The Donkey Kong Country series had provided some of the most popular games on the SNES and Diddy Kong was a large part of that series. As a result, Diddy was a popular character of his own and so he got his very own game in the form of Diddy Kong Racing, which acted as a kind or rival to Mario Kart 64.
What’s quite appealing about this game is that even though it’s just a game about cartoon characters racing, it actually has a story to it – although it is quite a weird one. An evil genie space pig comes to Earth and lands on Timber’s Island, threatening to destroy the planet unless he is defeated in a series of races – he also brainwashes several of the island’s inhabitants and turns them into his underlings (who also need to be raced.) Timber the Tiger, who lives on the island (but whose parents are away) calls on his good friend Diddy Kong to help him out with this predicament. Diddy comes (along with some friends) and together they compete in races to save the world!
Although I’m very fond of stories like that, I know that for most people the plot isn’t important for a game like this. So what’s the gameplay like? Well, in the single player mode, you have a hub world to traverse and you travel to different areas to do different races. For winning these races, you are given golden balloons which you use to access more areas, races and vehicles. After winning the races, you’re then given the occasionally difficult task of winning the race again, but collecting several silver coins along the way.
As for the racetracks themselves, I think they’re all pretty amazing. You’ve got a haunted forest, an old castle, a Christmassy village, the inside of a volcano, pirate caves and lots more.

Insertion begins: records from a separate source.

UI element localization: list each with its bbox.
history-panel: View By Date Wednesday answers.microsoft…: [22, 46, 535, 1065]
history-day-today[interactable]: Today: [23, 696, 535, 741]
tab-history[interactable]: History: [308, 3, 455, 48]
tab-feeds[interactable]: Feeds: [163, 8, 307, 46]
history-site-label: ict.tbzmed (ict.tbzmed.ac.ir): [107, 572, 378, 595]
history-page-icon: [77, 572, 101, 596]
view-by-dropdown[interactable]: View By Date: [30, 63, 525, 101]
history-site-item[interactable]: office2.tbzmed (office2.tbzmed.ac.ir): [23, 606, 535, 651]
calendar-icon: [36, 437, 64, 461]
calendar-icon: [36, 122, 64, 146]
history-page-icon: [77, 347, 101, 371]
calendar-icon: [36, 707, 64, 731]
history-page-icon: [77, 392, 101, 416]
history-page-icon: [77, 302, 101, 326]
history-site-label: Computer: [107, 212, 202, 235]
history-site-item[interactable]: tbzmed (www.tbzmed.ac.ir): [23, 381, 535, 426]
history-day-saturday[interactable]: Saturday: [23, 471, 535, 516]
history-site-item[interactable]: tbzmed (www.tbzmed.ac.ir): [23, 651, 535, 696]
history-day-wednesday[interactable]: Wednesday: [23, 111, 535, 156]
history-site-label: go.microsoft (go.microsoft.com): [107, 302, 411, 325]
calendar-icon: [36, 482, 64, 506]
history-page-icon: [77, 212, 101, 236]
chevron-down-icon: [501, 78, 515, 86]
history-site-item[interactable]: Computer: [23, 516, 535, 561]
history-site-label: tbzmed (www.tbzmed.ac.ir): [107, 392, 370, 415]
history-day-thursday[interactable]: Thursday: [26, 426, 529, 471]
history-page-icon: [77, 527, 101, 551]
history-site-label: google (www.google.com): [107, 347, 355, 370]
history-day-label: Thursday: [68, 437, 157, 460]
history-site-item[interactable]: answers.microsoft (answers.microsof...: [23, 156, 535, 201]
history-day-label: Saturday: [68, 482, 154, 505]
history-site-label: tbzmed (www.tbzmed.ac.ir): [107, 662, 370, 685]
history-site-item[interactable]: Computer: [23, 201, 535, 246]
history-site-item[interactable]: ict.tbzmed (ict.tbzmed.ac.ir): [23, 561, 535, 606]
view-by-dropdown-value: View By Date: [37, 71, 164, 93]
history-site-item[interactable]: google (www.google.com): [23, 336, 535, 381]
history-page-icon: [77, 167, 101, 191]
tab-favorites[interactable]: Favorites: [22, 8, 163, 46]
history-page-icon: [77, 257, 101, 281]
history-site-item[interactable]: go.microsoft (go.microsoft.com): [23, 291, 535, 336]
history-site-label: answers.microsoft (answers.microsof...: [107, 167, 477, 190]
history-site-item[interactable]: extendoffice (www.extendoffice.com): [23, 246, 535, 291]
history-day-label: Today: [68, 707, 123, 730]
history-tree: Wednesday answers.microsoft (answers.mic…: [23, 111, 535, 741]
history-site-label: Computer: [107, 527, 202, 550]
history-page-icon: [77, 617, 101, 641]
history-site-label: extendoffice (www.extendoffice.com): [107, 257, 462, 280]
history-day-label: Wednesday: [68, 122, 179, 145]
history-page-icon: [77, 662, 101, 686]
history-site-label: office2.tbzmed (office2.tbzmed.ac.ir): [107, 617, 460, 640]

I feel like every track has a lot of character to it and having different tracks suited to different vehicles (cars, hovercrafts and planes) as well as allowing multiple vehicles on several of them, means that there’s always a great level of variety. There are also a few bosses (who are giant creatures) who need to be raced on their own special tracks – they can be pretty tough, but also pretty fun.
Another thing worth mentioning is the selection of characters. Aside from Diddy, you’ve also got Krunch, a Kremling who makes his species playable for the first time, Banjo, who went on to start in the amazing Banjo-Kazooie series, Tiptup, a turtle who starred alongside Banjo in Banjo-Kazooie and Banjo-Tooie, Conker, whose life took a very unexpected direction and several others too. I did originally think that the characters who never really went on to do anything else (Timber, Pipsy the Mouse and Bumper the Badger) were a bit boring, but I’ve grown fond of them over the years. On an even weirder note, Tricky the Triceratops (the game’s first boss) kind of went on to appear in Star Fox Adventures. All these little character connections are very interesting to me and are probably going to be appealing to other fans of Rare too.
One thing that might disappoint some people, is that this game doesn’t really carry over the atmospheric tone that the Donkey Kong games had become known for during the SNES era. There’s the odd moment, but generally it feels quite disconnected to Diddy Kong’s earlier (and later) appearances. It actually feels a lot more like a Banjo-Kazooie prequel, really, in terms of tone. I’m happy with that, but others may not be.
But, really, I’d hate to leave a negative impression, as this is a fun and enjoyable game. There’s a superb soundtrack (and I re-listen to the music from the snowy tracks every December), solid gameplay and you can have lots of fun playing with friends too. It’s a terrible shame that legal difficulties make it hard for this game to be made available digitally. But if you do have an opportunity to play it, you definitely should.